L'actualité du livre
Bande dessinéeet Chroniques - Autobiographie  

Ma vie mal dessinée
de Gipi
Futuropolis 2009 /  20 €- 131  ffr. / 144 pages
ISBN : 978-2-7548-0250-5
FORMAT : 19x27 cm

Confessions intimes

Que ce soit dans Notes pour une histoire de guerre, dans Extérieur Nuit, ou évidemment dans S., le livre qu’il a consacré à son père, Gipi s’est toujours arrangé pour parler de lui, de façon plus ou moins avouée. En grand auteur, il parvient à mêler le personnel et l’impersonnel pour nous toucher avec une œuvre qui lui ressemble. Mais il n’a jamais plongé aussi ouvertement dans l’autobiographie qu’avec son nouvel album, Ma vie mal dessinée. Il bascule même franchement dans l’intime.

À un docteur inattentif, puis à un lecteur imaginaire, le virtuose italien raconte ses déboires les plus secrets, à commencer par ses maladies. Honteuses de préférence, et avec des détails. Les drogues, la prison, une tentative de viol de sa sœur, l’hépatite et les problèmes de pénis : Gipi ne fait pas partie de ces auteurs à l’autobiographie creuse inspirée du quotidien. Pour nous autres français qui ne l’avons découvert qu’en 2005, il était facile d’oublier qu’il a déjà 45 ans, et que sa vie est plus remplie que celle des jeunes auteurs émergents.

Mais ce sordide, cet intime intégral, ne semble pas toujours nous être destiné. Gipi l’avoue : ce livre, il l’a d’abord dessiné pour lui-même, pour comprendre son rapport difficile à l’amour. En se représentant, il se lit, trouve ses propres clés, et recompose les événements fondateurs de son mal-être.
Nous ne sommes donc pas des lecteurs idéaux. Dans les miroirs du livre, on nous laisse le choix des rôles, entre le docteur inattentif des premières pages, un pirate sanguinaire qui impose ses propres thèmes, ou un psychanalyste foncièrement idiot. D’où une impression désagréable, comme si cette avalanche d’intime n’était pas faite pour nous, et qu’on se transformait, bon gré mal gré, en voyeurs anonymes.

Pour apaiser la lourdeur de ces confessions, Gipi multiplie les inventions, la fantaisie, l’humour, jusqu’à pousser ses histoires vers l’invraisemblable. Il a aussi l’intelligence de livrer de-ci de-là le découpage d’un épisode imaginaire, celui d’un écrivain macabre au milieu des pirates. Une fable colorée, dessinée avec la précision qu’on lui connaît.
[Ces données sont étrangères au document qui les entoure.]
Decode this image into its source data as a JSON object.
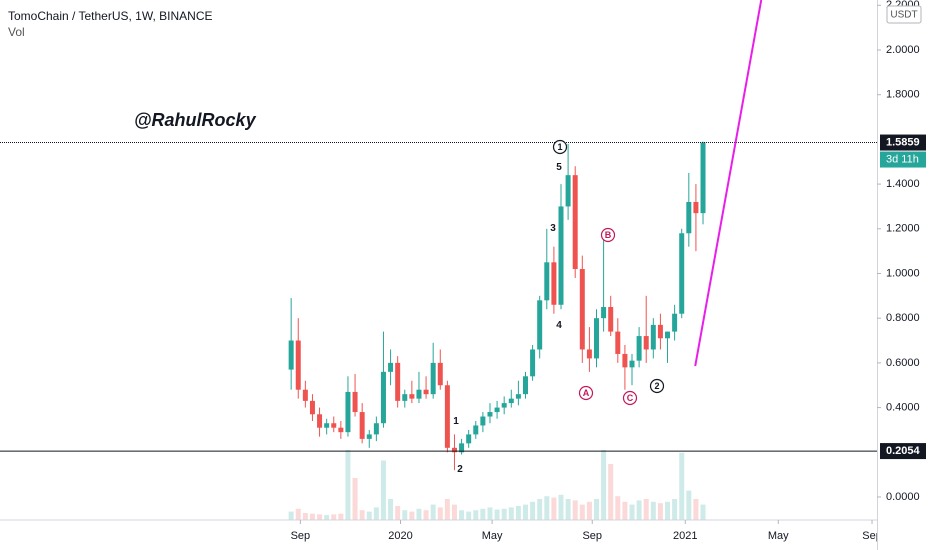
{
  "header": {
    "symbol": "TomoChain / TetherUS, 1W, BINANCE",
    "indicator": "Vol",
    "currency": "USDT"
  },
  "chart_data": {
    "type": "candlestick",
    "open": [
      0.57,
      0.7,
      0.48,
      0.43,
      0.37,
      0.31,
      0.33,
      0.31,
      0.29,
      0.47,
      0.38,
      0.26,
      0.28,
      0.33,
      0.56,
      0.6,
      0.43,
      0.46,
      0.44,
      0.48,
      0.46,
      0.6,
      0.5,
      0.22,
      0.2,
      0.24,
      0.28,
      0.32,
      0.36,
      0.38,
      0.4,
      0.42,
      0.44,
      0.46,
      0.54,
      0.66,
      0.88,
      1.05,
      0.86,
      1.3,
      1.44,
      1.02,
      0.66,
      0.62,
      0.8,
      0.85,
      0.74,
      0.64,
      0.58,
      0.61,
      0.72,
      0.66,
      0.77,
      0.71,
      0.74,
      0.82,
      1.18,
      1.32,
      1.27
    ],
    "high": [
      0.89,
      0.8,
      0.52,
      0.46,
      0.4,
      0.35,
      0.36,
      0.34,
      0.54,
      0.55,
      0.42,
      0.3,
      0.36,
      0.74,
      0.66,
      0.63,
      0.48,
      0.52,
      0.56,
      0.54,
      0.69,
      0.66,
      0.52,
      0.28,
      0.26,
      0.3,
      0.34,
      0.38,
      0.42,
      0.43,
      0.45,
      0.48,
      0.52,
      0.56,
      0.68,
      0.9,
      1.2,
      1.12,
      1.4,
      1.58,
      1.48,
      1.08,
      0.76,
      0.84,
      1.15,
      0.9,
      0.8,
      0.68,
      0.64,
      0.76,
      0.9,
      0.8,
      0.82,
      0.74,
      0.86,
      1.2,
      1.45,
      1.4,
      1.59
    ],
    "low": [
      0.48,
      0.44,
      0.4,
      0.34,
      0.27,
      0.28,
      0.29,
      0.26,
      0.27,
      0.36,
      0.24,
      0.22,
      0.25,
      0.31,
      0.5,
      0.4,
      0.4,
      0.42,
      0.42,
      0.44,
      0.44,
      0.48,
      0.2,
      0.12,
      0.19,
      0.22,
      0.26,
      0.29,
      0.33,
      0.35,
      0.37,
      0.4,
      0.41,
      0.44,
      0.52,
      0.62,
      0.84,
      0.82,
      0.84,
      1.24,
      0.98,
      0.6,
      0.56,
      0.58,
      0.74,
      0.72,
      0.6,
      0.48,
      0.5,
      0.58,
      0.6,
      0.62,
      0.66,
      0.6,
      0.7,
      0.8,
      1.12,
      1.1,
      1.22
    ],
    "close": [
      0.7,
      0.48,
      0.43,
      0.37,
      0.31,
      0.33,
      0.31,
      0.29,
      0.47,
      0.38,
      0.26,
      0.28,
      0.33,
      0.56,
      0.6,
      0.43,
      0.46,
      0.44,
      0.48,
      0.46,
      0.6,
      0.5,
      0.22,
      0.2,
      0.24,
      0.28,
      0.32,
      0.36,
      0.38,
      0.4,
      0.42,
      0.44,
      0.46,
      0.54,
      0.66,
      0.88,
      1.05,
      0.86,
      1.3,
      1.44,
      1.02,
      0.66,
      0.62,
      0.8,
      0.85,
      0.74,
      0.64,
      0.58,
      0.61,
      0.72,
      0.66,
      0.77,
      0.71,
      0.74,
      0.82,
      1.18,
      1.32,
      1.27,
      1.5859
    ],
    "volume": [
      12,
      16,
      10,
      9,
      8,
      7,
      8,
      9,
      100,
      60,
      14,
      12,
      18,
      85,
      30,
      20,
      14,
      12,
      16,
      14,
      22,
      18,
      30,
      22,
      14,
      12,
      14,
      16,
      18,
      15,
      16,
      18,
      20,
      22,
      26,
      30,
      34,
      32,
      36,
      30,
      28,
      22,
      26,
      30,
      100,
      80,
      34,
      26,
      22,
      28,
      30,
      26,
      24,
      26,
      30,
      96,
      42,
      30,
      22
    ],
    "colors": {
      "up": "#26a69a",
      "down": "#ef5350"
    },
    "xlim": [
      -41,
      82.5
    ],
    "xticks": [
      {
        "value": 1.3,
        "label": "Sep"
      },
      {
        "value": 15.4,
        "label": "2020"
      },
      {
        "value": 28.3,
        "label": "May"
      },
      {
        "value": 42.4,
        "label": "Sep"
      },
      {
        "value": 55.5,
        "label": "2021"
      },
      {
        "value": 68.6,
        "label": "May"
      },
      {
        "value": 81.8,
        "label": "Sep"
      }
    ],
    "ylim": [
      -0.103,
      2.2237
    ],
    "yticks": [
      {
        "value": 0,
        "label": "0.0000"
      },
      {
        "value": 0.4,
        "label": "0.4000"
      },
      {
        "value": 0.6,
        "label": "0.6000"
      },
      {
        "value": 0.8,
        "label": "0.8000"
      },
      {
        "value": 1,
        "label": "1.0000"
      },
      {
        "value": 1.2,
        "label": "1.2000"
      },
      {
        "value": 1.4,
        "label": "1.4000"
      },
      {
        "value": 1.8,
        "label": "1.8000"
      },
      {
        "value": 2,
        "label": "2.0000"
      },
      {
        "value": 2.2,
        "label": "2.2000"
      }
    ],
    "vlim": [
      0,
      100
    ],
    "price_lines": [
      {
        "value": 1.5859,
        "style": "dotted"
      },
      {
        "value": 0.2054,
        "style": "solid"
      }
    ],
    "countdown": "3d 11h",
    "trend_line": {
      "color": "#e91ee9",
      "x": [
        56.9,
        66.2
      ],
      "y": [
        0.586,
        2.2237
      ]
    },
    "watermark": "@RahulRocky",
    "annotations": [
      {
        "text": "1",
        "circled": true,
        "color": "#131722"
      },
      {
        "text": "5",
        "circled": false,
        "color": "#131722"
      },
      {
        "text": "3",
        "circled": false,
        "color": "#131722"
      },
      {
        "text": "4",
        "circled": false,
        "color": "#131722"
      },
      {
        "text": "1",
        "circled": false,
        "color": "#131722"
      },
      {
        "text": "2",
        "circled": false,
        "color": "#131722"
      },
      {
        "text": "B",
        "circled": true,
        "color": "#c2185b"
      },
      {
        "text": "A",
        "circled": true,
        "color": "#c2185b"
      },
      {
        "text": "C",
        "circled": true,
        "color": "#c2185b"
      },
      {
        "text": "2",
        "circled": true,
        "color": "#131722"
      }
    ]
  }
}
À l’exception de ces quelques pages, le trait est jeté, comme à la va-vite. C’est bien un flux de conscience, un monologue ininterrompu, où le dessin et le texte participe du même mouvement. Parfois, il en sort des moments de grâce. Parfois, de simples ébauches.

Derrière le va-et-vient des souvenirs, la narration suit pourtant son chemin. Celui de la difficulté du métier d’adulte, et des différents parcours qui y mènent. Celui de l’amour, des moments où on le rate, des moments où le retrouve. Et finalement, après le rire, l’émotion, la peur et la gêne, Gipi nous offre un moment de sérénité. Ce monde, si atroce, n’est pas dépourvu de beauté.

Ce livre n’est probablement pas son œuvre la plus engageante ; il risque fort, en tous cas, de ne pas séduire tous ceux qui adorent ses histoires. Mais avec son grand savoir-faire, il parvient néanmoins à transformer en entreprise esthétique sa démarche personnelle. Et à transformer, contrairement à beaucoup d’autres, ses souvenirs bassement matériels en une œuvre fantastique, au-delà de la réalité.